The following question will test your knowledge on garbage collection and high CPU troubleshooting for Java applications running on Linux OS. This troubleshooting technique is especially crucial when investigating excessive GC and / or CPU utilization. It will assume that you do not have access to advanced monitoring tools such as Compuware dynaTrace or even JVisualVM. Future tutorials using such tools will be presented in the future but please ensure that you first master the base troubleshooting principles.
How can you monitor and calculate how much CPU % each of the Oracle HotSpot or JRockit JVM garbage collection (GC) threads is using at runtime on Linux OS?
On the Linux OS, Java threads are implemented as native Threads, which results in each thread being a separate Linux process. This means that you are able to monitor the CPU % of any Java thread created by the HotSpot JVM using the top –H command (Threads toggle view).
That said, depending of the GC policy that you are using and your server specifications, the HotSpot & JRockit JVM will create a certain number of GC threads that will be performing young and old space collections. Such threads can be easily identified by generating a JVM thread dump. As you can see below in our example, the Oracle JRockit JVM did create 4 GC threads identified as “(GC Worker Thread X)”.

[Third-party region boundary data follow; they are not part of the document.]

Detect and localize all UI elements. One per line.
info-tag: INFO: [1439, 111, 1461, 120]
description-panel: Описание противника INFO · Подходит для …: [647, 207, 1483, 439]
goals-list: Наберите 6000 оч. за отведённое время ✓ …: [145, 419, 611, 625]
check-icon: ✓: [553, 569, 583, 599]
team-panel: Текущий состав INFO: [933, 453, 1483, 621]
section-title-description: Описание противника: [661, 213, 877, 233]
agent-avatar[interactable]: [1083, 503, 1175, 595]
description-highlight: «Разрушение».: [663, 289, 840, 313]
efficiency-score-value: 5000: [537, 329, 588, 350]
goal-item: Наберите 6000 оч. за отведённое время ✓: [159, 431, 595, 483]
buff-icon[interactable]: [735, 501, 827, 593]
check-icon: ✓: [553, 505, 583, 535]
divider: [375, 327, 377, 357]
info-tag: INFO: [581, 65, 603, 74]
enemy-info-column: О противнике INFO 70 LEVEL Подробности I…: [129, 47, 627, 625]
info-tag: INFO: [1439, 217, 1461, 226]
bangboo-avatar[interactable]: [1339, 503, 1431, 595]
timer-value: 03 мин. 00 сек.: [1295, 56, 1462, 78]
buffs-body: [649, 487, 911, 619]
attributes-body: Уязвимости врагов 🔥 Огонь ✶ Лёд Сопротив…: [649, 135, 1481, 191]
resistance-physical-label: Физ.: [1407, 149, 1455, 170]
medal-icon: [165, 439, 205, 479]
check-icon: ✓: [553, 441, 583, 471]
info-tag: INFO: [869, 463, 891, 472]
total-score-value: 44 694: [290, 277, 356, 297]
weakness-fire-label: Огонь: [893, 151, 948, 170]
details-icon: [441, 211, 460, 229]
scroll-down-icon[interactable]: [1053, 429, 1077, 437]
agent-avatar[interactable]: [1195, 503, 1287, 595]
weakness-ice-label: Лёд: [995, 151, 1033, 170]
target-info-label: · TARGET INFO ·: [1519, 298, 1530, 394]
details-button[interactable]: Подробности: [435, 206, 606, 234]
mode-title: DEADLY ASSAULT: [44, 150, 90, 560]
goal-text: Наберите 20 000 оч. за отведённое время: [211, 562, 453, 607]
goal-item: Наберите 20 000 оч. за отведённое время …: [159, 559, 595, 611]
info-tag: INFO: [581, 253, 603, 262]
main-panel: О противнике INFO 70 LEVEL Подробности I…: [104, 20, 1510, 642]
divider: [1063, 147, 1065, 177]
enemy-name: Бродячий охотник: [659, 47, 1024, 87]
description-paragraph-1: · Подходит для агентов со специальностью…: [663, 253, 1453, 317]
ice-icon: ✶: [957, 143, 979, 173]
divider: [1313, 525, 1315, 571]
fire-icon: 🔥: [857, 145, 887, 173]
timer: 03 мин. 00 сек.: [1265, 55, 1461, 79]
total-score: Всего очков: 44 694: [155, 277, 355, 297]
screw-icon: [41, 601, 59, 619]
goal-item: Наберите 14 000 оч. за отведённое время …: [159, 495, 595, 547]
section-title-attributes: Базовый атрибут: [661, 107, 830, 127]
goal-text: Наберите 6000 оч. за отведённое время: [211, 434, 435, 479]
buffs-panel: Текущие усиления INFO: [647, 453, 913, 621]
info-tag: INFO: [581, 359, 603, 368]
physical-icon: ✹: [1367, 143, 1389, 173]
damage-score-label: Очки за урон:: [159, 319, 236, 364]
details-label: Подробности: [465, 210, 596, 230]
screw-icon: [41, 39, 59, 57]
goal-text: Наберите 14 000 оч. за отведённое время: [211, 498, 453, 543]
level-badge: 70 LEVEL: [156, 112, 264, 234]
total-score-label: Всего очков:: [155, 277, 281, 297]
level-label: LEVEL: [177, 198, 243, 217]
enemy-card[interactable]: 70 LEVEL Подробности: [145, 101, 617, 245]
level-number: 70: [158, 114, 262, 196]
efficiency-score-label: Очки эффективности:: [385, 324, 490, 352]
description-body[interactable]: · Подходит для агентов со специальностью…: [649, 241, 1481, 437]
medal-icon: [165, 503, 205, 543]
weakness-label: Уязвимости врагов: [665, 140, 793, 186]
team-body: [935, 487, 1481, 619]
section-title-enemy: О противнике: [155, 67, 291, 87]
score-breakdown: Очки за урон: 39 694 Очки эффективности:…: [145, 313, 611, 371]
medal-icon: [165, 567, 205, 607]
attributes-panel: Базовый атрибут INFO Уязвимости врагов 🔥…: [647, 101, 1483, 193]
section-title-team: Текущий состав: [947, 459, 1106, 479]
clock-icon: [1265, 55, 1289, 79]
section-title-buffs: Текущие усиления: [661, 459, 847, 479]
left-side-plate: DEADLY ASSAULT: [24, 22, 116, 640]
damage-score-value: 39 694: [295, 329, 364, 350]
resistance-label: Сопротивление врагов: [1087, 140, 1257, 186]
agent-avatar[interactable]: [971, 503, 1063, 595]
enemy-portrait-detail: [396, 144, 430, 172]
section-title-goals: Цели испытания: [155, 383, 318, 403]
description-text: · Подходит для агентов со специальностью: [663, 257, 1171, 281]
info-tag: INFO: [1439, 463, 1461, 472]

===== FULL THREAD DUMP =============== Fri Nov 16 19:58:36 2012 BEA JRockit(R) R27.5.0-110-94909-1.5.0_14-20080204-1558-linux-ia32 "Main Thread" id=1 idx=0x4 tid=14911 prio=5 alive, in native, waiting -- Waiting for notification on: weblogic/t3/srvr/[email protected][fat lock] at jrockit/vm/Threads.waitForNotifySignal(JLjava/lang/Object;)Z(Native Method) at java/lang/Object.wait(J)V(Native Method) at java/lang/Object.wait(Object.java:474) at weblogic/t3/srvr/T3Srvr.waitForDeath(T3Srvr.java:730) ^-- Lock released while waiting: weblogic/t3/srvr/[email protected][fat lock] at weblogic/t3/srvr/T3Srvr.run(T3Srvr.java:380) at weblogic/Server.main(Server.java:67) at jrockit/vm/RNI.c2java(IIIII)V(Native Method) -- end of trace "(Signal Handler)" id=2 idx=0x8 tid=14920 prio=5 alive, in native, daemon "(GC Main Thread)" id=3 idx=0xc tid=14921 prio=5 alive, in native, native_waiting, daemon "(GC Worker Thread 1)" id=? idx=0x10 tid=14922 prio=5 alive, in native, daemon "(GC Worker Thread 2)" id=? idx=0x14 tid=14923 prio=5 alive, in native, daemon "(GC Worker Thread 3)" id=? idx=0x18 tid=14924 prio=5 alive, in native, daemon "(GC Worker Thread 4)" id=? idx=0x1c tid=14925 prio=5 alive, in native, daemon ………………………
Now let’s put all of these principles together via a simple example.
Step #1 – Monitor the GC thread CPU utilization
The first step of the investigation is to monitor and determine:
- Identify the native Thread ID for each GC worker thread shown via the Linux top –H command.
- Identify the CPU % for each GC worker thread.
Step #2 – Generate and analyze JVM Thread Dumps
At the same time of Linux top –H, generate 2 or 3 JVM Thread Dump snapshots via kill -3 <Java PID>.
- Open the JVM Thread Dump and locate the JVM GC worker threads.
- Now correlate the “top -H” output data with the JVM Thread Dump data by looking at the native thread id (tid attribute).
As you can see in our example, such analysis did allow us to determine that all our GC worker threads were using around 20% CPU each. This was due to major collections happening at that time. Please note that it is also very useful to enable verbose:gc as it will allow you to correlate such CPU spikes with minor and major collections and determine how much your JVM GC process is contributing to the overall server CPU utilization.